Keil was born in Prussia March 6, 1812, and raised by German Lutheran parents. He emigrated to the United States as a young man—apparently after receiving a mystic text from a gypsy. Initially he settled in New York and worked as a tailor, his family trade. Within a year, he and his wife, also German, moved to western Pennsylvania, where Keil gained a reputation as a mystic and healer. By 1837, he had opened a drugstore in Pittsburgh, Pennsylvania. Keil soon heard about a group of former Harmony Society members who had left that communal group, and had moved to Phillipsburg (now Monaca, Pennsylvania), where they had tried to form the New Philadelphia Society. When Keil contacted the families in the early 1840s, he impressed some of them, and they suggested he form a communal society. As former members of such a society, they provided invaluable practical assistance to its founding and maintenance.

Keil was influenced by revivalism and utopianism, which were popular in western Pennsylvania during the 1830s. After becoming a successful Christian preacher and building a large congregation, Keil, and his followers, moved to Bethel, Missouri, in 1844 and started a Utopian commune. This colony was considered successful, but many of its members—again led by Keil—moved to Oregon between 1853 and 1856 to start a new settlement, which became known as Aurora Mills.
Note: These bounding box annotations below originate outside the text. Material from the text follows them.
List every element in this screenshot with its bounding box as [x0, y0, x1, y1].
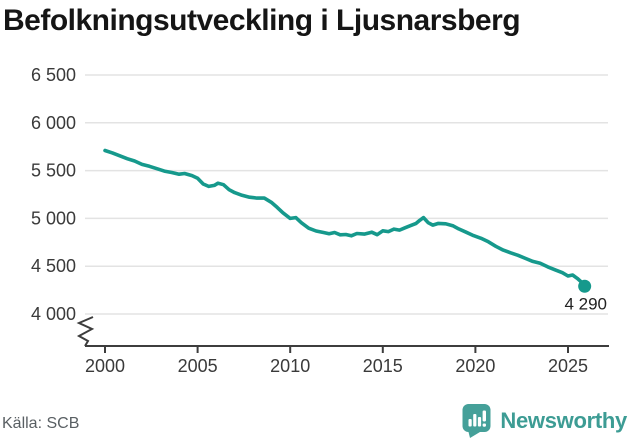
- axis-break-icon: [76, 316, 95, 347]
- source-label: Källa: SCB: [2, 415, 80, 432]
- y-tick-label: 4 000: [31, 304, 76, 324]
- population-series-line: [103, 148, 587, 289]
- y-tick-label: 5 000: [31, 208, 76, 228]
- series-endpoint: [578, 279, 592, 293]
- x-tick-label: 2000: [85, 356, 125, 376]
- y-tick-label: 4 500: [31, 256, 76, 276]
- endpoint-value-label: 4 290: [564, 294, 607, 313]
- y-tick-label: 6 500: [31, 65, 76, 85]
- x-tick-label: 2020: [455, 356, 495, 376]
- x-tick-label: 2015: [363, 356, 403, 376]
- x-tick-label: 2005: [178, 356, 218, 376]
- y-tick-label: 6 000: [31, 113, 76, 133]
- newsworthy-logo[interactable]: Newsworthy: [461, 403, 627, 438]
- newsworthy-wordmark: Newsworthy: [500, 407, 627, 433]
- y-tick-label: 5 500: [31, 161, 76, 181]
- newsworthy-logo-icon: [462, 404, 491, 438]
- chart-title: Befolkningsutveckling i Ljusnarsberg: [3, 4, 521, 37]
- x-tick-label: 2025: [548, 356, 588, 376]
- population-line-chart: 6 500 6 000 5 500 5 000 4 500 4 000 2000 2005 20…: [31, 65, 609, 376]
- x-tick-label: 2010: [270, 356, 310, 376]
Keil died December 30, 1877, leaving a power vacuum that led to the dissolution of the colony in 1883.

Dr. Keil led the first wagon train to the Oregon territory carrying his eldest son, Willie, in a coffin in the lead wagon. Willie died a few days before the trip was to begin and had been promised by his Father that he would go, no matter what. Willie's coffin was filled with whiskey distilled at the Bethel colony and put in the lead wagon as promised. He was buried in Washington on the original settlement that would later move and become the Aurora Colony. The burial location would become Willie Keil's Grave State Park Heritage Site.
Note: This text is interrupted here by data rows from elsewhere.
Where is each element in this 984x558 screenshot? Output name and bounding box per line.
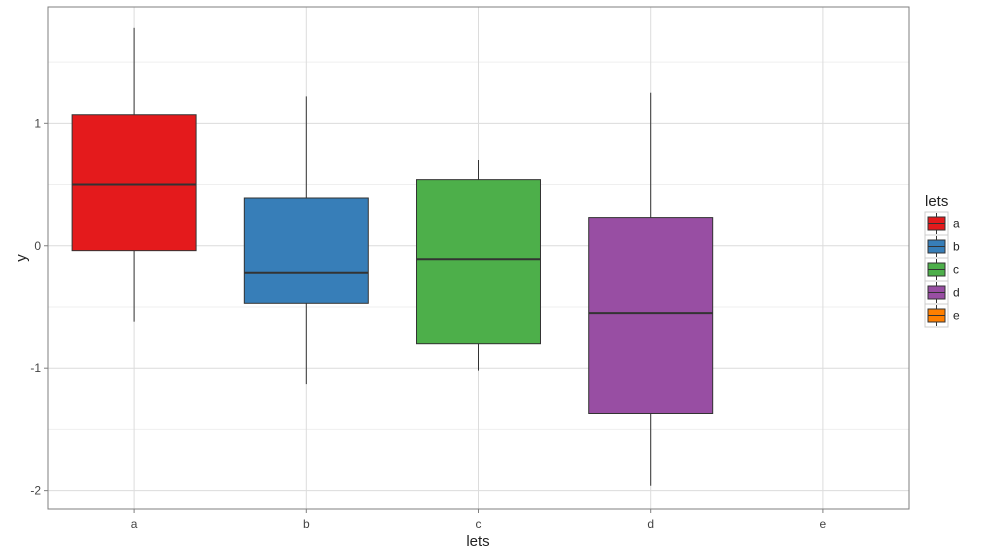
legend-label: a (953, 217, 960, 231)
legend-title: lets (925, 193, 948, 210)
legend-entry-b: b (924, 234, 960, 259)
y-tick-label: 1 (34, 116, 41, 130)
legend-label: d (953, 286, 960, 300)
x-tick-label: b (303, 517, 310, 531)
boxes (71, 27, 714, 486)
legend-entry-d: d (924, 280, 960, 305)
y-tick-label: -1 (30, 361, 41, 375)
legend-label: e (953, 309, 960, 323)
box-body (71, 114, 197, 252)
box-a (71, 27, 197, 322)
y-tick-label: 0 (34, 239, 41, 253)
y-axis: 1 0 -1 -2 (30, 116, 48, 498)
box-b (243, 96, 369, 385)
legend-label: b (953, 240, 960, 254)
legend-label: c (953, 263, 959, 277)
box-body (588, 217, 714, 414)
legend-entry-c: c (924, 257, 959, 282)
y-tick-label: -2 (30, 484, 41, 498)
x-tick-label: a (131, 517, 138, 531)
x-tick-label: d (647, 517, 654, 531)
y-axis-title: y (13, 254, 30, 262)
legend-entry-e: e (924, 303, 960, 328)
x-axis-title: lets (466, 533, 489, 550)
box-body (243, 197, 369, 304)
x-axis: a b c d e (131, 509, 827, 531)
box-body (416, 179, 541, 345)
box-c (416, 160, 541, 371)
x-tick-label: e (820, 517, 827, 531)
legend-entry-a: a (924, 211, 960, 236)
box-d (588, 92, 714, 486)
x-tick-label: c (476, 517, 482, 531)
The community at Aurora is given tribute at Twin Oaks Community, a contemporary intentional community of over 100 people in Louisa County, Virginia. All Twin Oaks' buildings are named after communities that are no longer actively functioning, and "Aurora" is the name of the visitor residence.

His house near Bethel, known as Elim, was listed on the National Register of Historic Places in 1971. Located nearby is Hebron.